Aaron Ramsey has the following PPM’s:

Jack Wilshere has the following PPM’s:

The notable similarities are:

  • Both are technically excellent
  • Both have excellent teamwork and work rate
  • Both are defensively capable

My supporting central midfield player has to be able to everything to greater or lesser degrees. They must be technically good, with a good engine. However the player needs to be able to play a reliable part defensively, assisting my more defensive central midfielder.

The differences between these 2 players are:

  • Wilshere is much more direct – he has better dribbling & flair, and his PPM’s encourage him to get forward as soon as possible
  • Wilshere is much more aggressive – his aggression & bravery are high, and his PPM encourages him to get into challenges
  • Wilshere is a touch more intelligent – he has better anticipation, leadership & teamwork
  • Ramsey tends to pass as opposed to dribble – he has mildly better passing, and tends to try killer balls often
  • Ramsey is a better goalscorer – his finishing is much better than Wilshere’s
  • Ramsey is a better tackler
  • Ramsey has a better engine and fitness

In terms of using these 2 players, Wilshere is more likely to create a chance through a moment of individual skill – and I also expect him to make more positive runs off the ball to force a chance or opening. If I elect to play a high pressing game then Wilshere’s aggressive style will suit this plan, especially as any fouls his style causes are likely to be higher up the pitch, away from goal. Ramsey on the other hand, is less aggressive, but picks his tackles a little better, and is more disciplined and a better choice than Wilshere in a game I expect to sit a bit deeper. Ramsey is also a better goalscorer and therefore more likely to finish a chance created with a late run into the penalty area. The difference in movement is also important – Wilshere will tend to make a direct run in behind, or into advanced areas to score goals, however, Ramsey will tend to stay with play, rather than bursting ahead, but will look to make a late surge into the area, or, get onto a cut back from the byline.


The key to using these subtle differences to their best, is to think about your game plan and which player will maximise what you are trying to do.

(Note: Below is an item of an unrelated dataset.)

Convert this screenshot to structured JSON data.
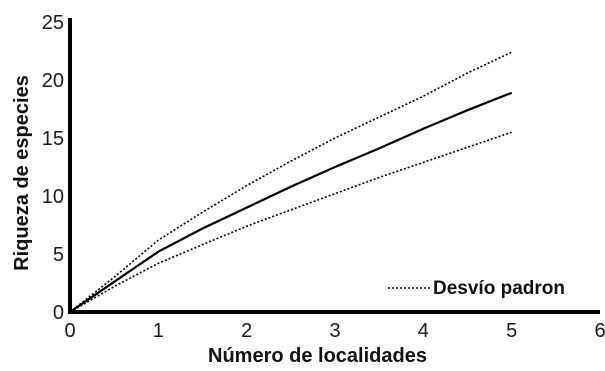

If I want to press aggressively, then perhaps should I play Wilshere ahead of Ramsey? Should I then go with Monreal to add to the aggression? Or should I go with Gibbs to make use of his better recovery pace? The next aspect of this, is to know your players. This may be an obvious point – but I know my players attributes (not maybe every single attribute exactly, but I have a very good idea who has what attributes), and PPM’s as well as these dramatically tailor the style the player adopts. Using this knowledge from my memory, I know that Giroud plays with his back to goal, and Welbeck tries to beat the offside trap – both players fit the system, but I can pick which player will suit the style I am going to play most effectively, which will complement the team as a whole. Making the right changes and adaptation as you go can honestly earn you anything from an extra 5 points a year, to maybe 10 or 20 points. It is 1 thing to have a game plan, but it is another making the game plan work.

2 thoughts on “Variety and Subtlety: Getting the extra points out of your team.”

  1. Would you advocate change of role alongside change of personnel as well?

    For example, Debuchy are better of as CWB while his backup Chambers are better as WBS.